José Trindade Santos é professor na Universidade Federal da Paraíba (UFPB) e pesquisador no centro de Filosofia da Universidade de Lisboa, Portugal (CFUL). Graduado, doutor e livre-docente em Filosofia pela Universidade de Lisboa, é mestre em Filosofia, pela Universidade Nova de Lisboa. Sua tese intitulou-se O paradigma identitativo na concepção platónica de saber (1989). De sua produção bibliográfica, destacamos: Saber e formas: estudo de filosofia no Êutifron, de Platão (Lisboa: Presença, 1987), Platão, Fédon, introdução e comentário (Queluz: Alda, 1998) e Para ler Platão (São Paulo: Loyola, 2008). Organizou, entre outros, Anamnese e saber (Lisboa: INCM, 1999) e Do saber ao conhecimento: estudos sobre o Teeteto (Lisboa: Centro de Filosofia da Universidade de Lisboa, 2005). Com Juvino Maia Jr. (USP, UFPB) traduziu, a partir do original grego, a Carta VII, de Platão (Rio de Janeiro: EdiPuc, 2008).

Confira a entrevista.

IHU On-Line - Quais são os principais desafios em se traduzir Platão para o português?

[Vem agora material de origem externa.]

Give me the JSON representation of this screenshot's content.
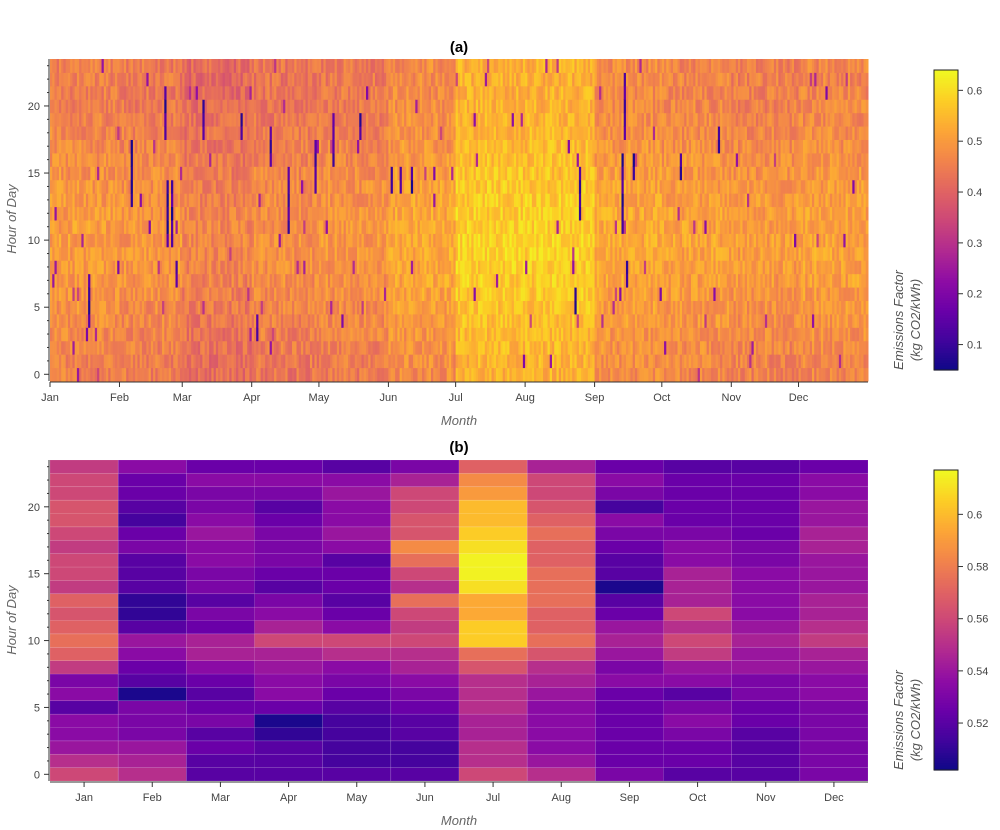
{
  "chart_data": [
    {
      "type": "heatmap",
      "title": "(a)",
      "xlabel": "Month",
      "ylabel": "Hour of Day",
      "x_tick_labels": [
        "Jan",
        "Feb",
        "Mar",
        "Apr",
        "May",
        "Jun",
        "Jul",
        "Aug",
        "Sep",
        "Oct",
        "Nov",
        "Dec"
      ],
      "y_ticks": [
        0,
        5,
        10,
        15,
        20
      ],
      "y_range": [
        0,
        23
      ],
      "x_resolution": "daily",
      "colorbar": {
        "label_line1": "Emissions Factor",
        "label_line2": "(kg CO2/kWh)",
        "ticks": [
          0.1,
          0.2,
          0.3,
          0.4,
          0.5,
          0.6
        ],
        "range": [
          0.05,
          0.64
        ],
        "colormap": "plasma"
      },
      "base_level_by_month": [
        0.48,
        0.47,
        0.44,
        0.46,
        0.47,
        0.5,
        0.56,
        0.56,
        0.5,
        0.49,
        0.48,
        0.49
      ],
      "dark_spikes": [
        {
          "day": 17,
          "hours": [
            4,
            5,
            6,
            7
          ]
        },
        {
          "day": 36,
          "hours": [
            13,
            14,
            15,
            16,
            17
          ]
        },
        {
          "day": 51,
          "hours": [
            18,
            19,
            20,
            21
          ]
        },
        {
          "day": 52,
          "hours": [
            10,
            11,
            12,
            13,
            14
          ]
        },
        {
          "day": 54,
          "hours": [
            10,
            11,
            12,
            13,
            14
          ]
        },
        {
          "day": 56,
          "hours": [
            7,
            8
          ]
        },
        {
          "day": 68,
          "hours": [
            18,
            19,
            20
          ]
        },
        {
          "day": 85,
          "hours": [
            18,
            19
          ]
        },
        {
          "day": 92,
          "hours": [
            3,
            4
          ]
        },
        {
          "day": 98,
          "hours": [
            16,
            17,
            18
          ]
        },
        {
          "day": 106,
          "hours": [
            11,
            12,
            13,
            14,
            15
          ]
        },
        {
          "day": 118,
          "hours": [
            14,
            15,
            16,
            17
          ]
        },
        {
          "day": 126,
          "hours": [
            16,
            17,
            18,
            19
          ]
        },
        {
          "day": 138,
          "hours": [
            18,
            19
          ]
        },
        {
          "day": 152,
          "hours": [
            14,
            15
          ]
        },
        {
          "day": 156,
          "hours": [
            14,
            15
          ]
        },
        {
          "day": 161,
          "hours": [
            14,
            15
          ]
        },
        {
          "day": 234,
          "hours": [
            5,
            6
          ]
        },
        {
          "day": 236,
          "hours": [
            12,
            13,
            14,
            15
          ]
        },
        {
          "day": 255,
          "hours": [
            11,
            12,
            13,
            14,
            15,
            16
          ]
        },
        {
          "day": 256,
          "hours": [
            18,
            19,
            20,
            21,
            22
          ]
        },
        {
          "day": 257,
          "hours": [
            7,
            8
          ]
        },
        {
          "day": 260,
          "hours": [
            15,
            16
          ]
        },
        {
          "day": 281,
          "hours": [
            15,
            16
          ]
        },
        {
          "day": 298,
          "hours": [
            17,
            18
          ]
        }
      ]
    },
    {
      "type": "heatmap",
      "title": "(b)",
      "xlabel": "Month",
      "ylabel": "Hour of Day",
      "categories": [
        "Jan",
        "Feb",
        "Mar",
        "Apr",
        "May",
        "Jun",
        "Jul",
        "Aug",
        "Sep",
        "Oct",
        "Nov",
        "Dec"
      ],
      "y_ticks": [
        0,
        5,
        10,
        15,
        20
      ],
      "y_range": [
        0,
        23
      ],
      "x_resolution": "monthly",
      "colorbar": {
        "label_line1": "Emissions Factor",
        "label_line2": "(kg CO2/kWh)",
        "ticks": [
          0.52,
          0.54,
          0.56,
          0.58,
          0.6
        ],
        "range": [
          0.502,
          0.617
        ],
        "colormap": "plasma"
      },
      "values_by_hour": [
        [
          0.56,
          0.55,
          0.52,
          0.52,
          0.52,
          0.52,
          0.56,
          0.55,
          0.53,
          0.52,
          0.52,
          0.53
        ],
        [
          0.55,
          0.545,
          0.52,
          0.52,
          0.515,
          0.515,
          0.55,
          0.54,
          0.525,
          0.525,
          0.52,
          0.53
        ],
        [
          0.54,
          0.54,
          0.525,
          0.52,
          0.515,
          0.515,
          0.55,
          0.535,
          0.525,
          0.525,
          0.52,
          0.53
        ],
        [
          0.535,
          0.53,
          0.52,
          0.51,
          0.515,
          0.52,
          0.545,
          0.535,
          0.525,
          0.53,
          0.52,
          0.53
        ],
        [
          0.535,
          0.53,
          0.53,
          0.505,
          0.515,
          0.52,
          0.545,
          0.535,
          0.525,
          0.535,
          0.525,
          0.53
        ],
        [
          0.52,
          0.53,
          0.525,
          0.525,
          0.52,
          0.525,
          0.55,
          0.535,
          0.525,
          0.53,
          0.525,
          0.53
        ],
        [
          0.535,
          0.505,
          0.52,
          0.535,
          0.525,
          0.53,
          0.55,
          0.54,
          0.525,
          0.52,
          0.53,
          0.535
        ],
        [
          0.53,
          0.52,
          0.525,
          0.535,
          0.53,
          0.535,
          0.55,
          0.545,
          0.535,
          0.535,
          0.53,
          0.535
        ],
        [
          0.555,
          0.525,
          0.535,
          0.54,
          0.535,
          0.545,
          0.565,
          0.55,
          0.53,
          0.54,
          0.54,
          0.54
        ],
        [
          0.57,
          0.535,
          0.545,
          0.545,
          0.55,
          0.55,
          0.575,
          0.565,
          0.54,
          0.555,
          0.54,
          0.545
        ],
        [
          0.575,
          0.54,
          0.545,
          0.56,
          0.56,
          0.56,
          0.605,
          0.575,
          0.545,
          0.56,
          0.545,
          0.555
        ],
        [
          0.57,
          0.52,
          0.525,
          0.545,
          0.535,
          0.555,
          0.605,
          0.57,
          0.54,
          0.55,
          0.54,
          0.55
        ],
        [
          0.565,
          0.51,
          0.53,
          0.535,
          0.525,
          0.56,
          0.595,
          0.57,
          0.525,
          0.56,
          0.535,
          0.545
        ],
        [
          0.57,
          0.51,
          0.52,
          0.53,
          0.52,
          0.575,
          0.595,
          0.575,
          0.52,
          0.545,
          0.535,
          0.545
        ],
        [
          0.555,
          0.52,
          0.53,
          0.52,
          0.525,
          0.55,
          0.61,
          0.575,
          0.505,
          0.545,
          0.535,
          0.54
        ],
        [
          0.56,
          0.52,
          0.53,
          0.525,
          0.525,
          0.56,
          0.615,
          0.575,
          0.52,
          0.545,
          0.535,
          0.54
        ],
        [
          0.56,
          0.52,
          0.535,
          0.53,
          0.52,
          0.575,
          0.615,
          0.57,
          0.52,
          0.535,
          0.53,
          0.54
        ],
        [
          0.555,
          0.53,
          0.535,
          0.53,
          0.535,
          0.585,
          0.61,
          0.57,
          0.525,
          0.535,
          0.53,
          0.545
        ],
        [
          0.56,
          0.525,
          0.54,
          0.53,
          0.54,
          0.565,
          0.605,
          0.575,
          0.53,
          0.53,
          0.525,
          0.545
        ],
        [
          0.565,
          0.515,
          0.535,
          0.525,
          0.535,
          0.565,
          0.6,
          0.57,
          0.535,
          0.525,
          0.525,
          0.54
        ],
        [
          0.565,
          0.52,
          0.53,
          0.52,
          0.535,
          0.56,
          0.6,
          0.565,
          0.515,
          0.525,
          0.525,
          0.54
        ],
        [
          0.56,
          0.525,
          0.53,
          0.53,
          0.54,
          0.56,
          0.59,
          0.56,
          0.53,
          0.525,
          0.525,
          0.535
        ],
        [
          0.56,
          0.525,
          0.535,
          0.535,
          0.535,
          0.545,
          0.585,
          0.56,
          0.535,
          0.525,
          0.525,
          0.535
        ],
        [
          0.555,
          0.535,
          0.525,
          0.525,
          0.52,
          0.53,
          0.57,
          0.545,
          0.525,
          0.52,
          0.52,
          0.525
        ]
      ]
    }
  ]
}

José Trindade Santos - Entre muitos, refiro apenas aquele que me parece mais difícil de vencer. Platão escreveu em grego, no séc. V a. C., há 25 séculos. Um tradutor leva muitos anos a conhecer “por dentro” o vocabulário e a sintaxe platônicas, e mais ainda a dominar o estilo em que foram escritos os diálogos. É-lhe exigida uma enorme competência filológica, literária e cultural, que leva anos a adquirir e uma vida a aperfeiçoar.

Mas Platão não é só um escritor; é também um filósofo. Sobre ele, a tradição iniciada por Aristóteles tem, desde a Antiguidade, produzido comentários e críticas, determinantes da interpretação da sua obra. É impossível “conhecer Platão” sem ter tido um prolongado contato com essa tradição. Todavia, o alargamento da “bibliografia platônica” a universidades de todo o mundo, que a fez atingir dimensões inimagináveis há cinquenta anos, tornou hoje impossível esse conhecimento.

Aqui nasce o desafio. Como é que o tradutor pode compatibilizar a sua competência filológica com a exigência de conhecimento da produção filosófica, à qual terá tido acesso casual? Ou então, como é que o professor de Filosofia, admitindo que conhece a bibliografia platônica, pode ganhar competência como tradutor?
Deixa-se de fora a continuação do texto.